I couldn't be the coach and the woman at the same time, and I've been trying to be both for weeks and it's been tearing me apart. "
"I know," Lex said. Her arm tightened around Mara's waist. "I know it has."
"After tomorrow, I won't have to choose. I can be both. Openly. Honestly. And if the league has a problem with it, they can take it up with me and my track record and the playoff-contending team I built from scratch."
"There she is," Lex said softly. "There's my coach."
"I want to do this right," Mara said. Her hand was warm in Lex's despite the cold air. "I want to build a life with you. Not just the sex, though the sex is…” She laughed. A real laugh, the first in days, and the sound of it surprised her. "The sex is incredible."
"It really is." Lex's grin was wide enough to catch the moonlight.
"But more than that. I want the mornings.
The coffee and the dog and the arguments about practice drills and the quiet evenings where we just exist in the same space.
I want a life with you, Lex. A real one.
The kind I stopped believing I'd ever have when I was thirty-something years old and thought my world was ending. "
Lex squeezed her hand. "You can have all of it. Every part. The mornings and the evenings and the arguments and the sex and the dog who likes me better than you."
"Goldie does not like you better than me." Mara bumped her shoulder against Lex's.
"Goldie absolutely likes me better than you. She greets me at the door. She follows me to the kitchen. She sleeps on my side of the bed."
"She sleeps on your side because your side is closer to the heating vent."
"Keep telling yourself that."
They were laughing now, both of them, walking along the shoreline in bare feet with the cold March ocean lapping at their ankles and their hands gripped tight and their laughter carrying across the water into the dark.
The sound was warm and easy and full of relief, the bone-deep relief of two people who had come very close to losing each other and hadn't, and the gratitude in it was enormous.
Mara looked at Lex in the moonlight. The dark hair drying in the salt air.
The strong profile. The tattoos hidden under the leather jacket.
The wet feet and the rolled-up jeans and the tears still drying on her cheeks.
This woman.
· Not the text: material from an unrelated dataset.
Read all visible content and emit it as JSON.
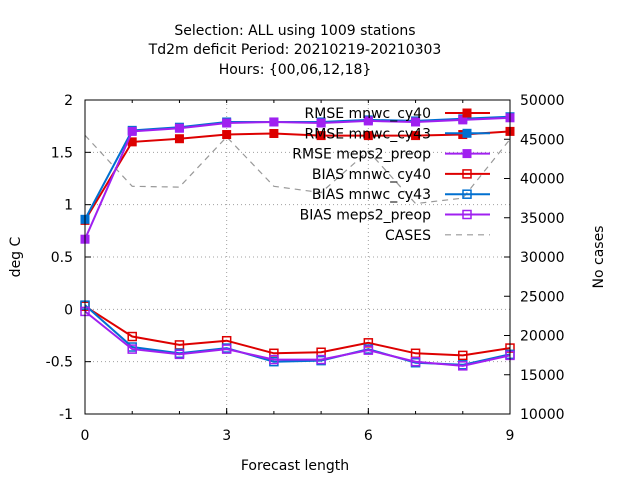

This brave, stubborn, beautiful woman who had walked into Mara's life and refused to accept less than everything, who had pushed and challenged and waited and loved with a ferocity that matched the ocean beside them.
She squeezed Lex's hand and felt Lex squeeze back, strong and sure and holding on with the grip of someone who had no intention of letting go.
The ocean pulled at their feet. The wind carried the smell of salt and the distant sound of music from somewhere in the town behind them.
The beach stretched ahead of them, wide and white and empty, and beyond it the future stretched too, uncertain and vast and no longer frightening.
She turned her face toward it and let herself believe, for the first time since Sara, that it could be good.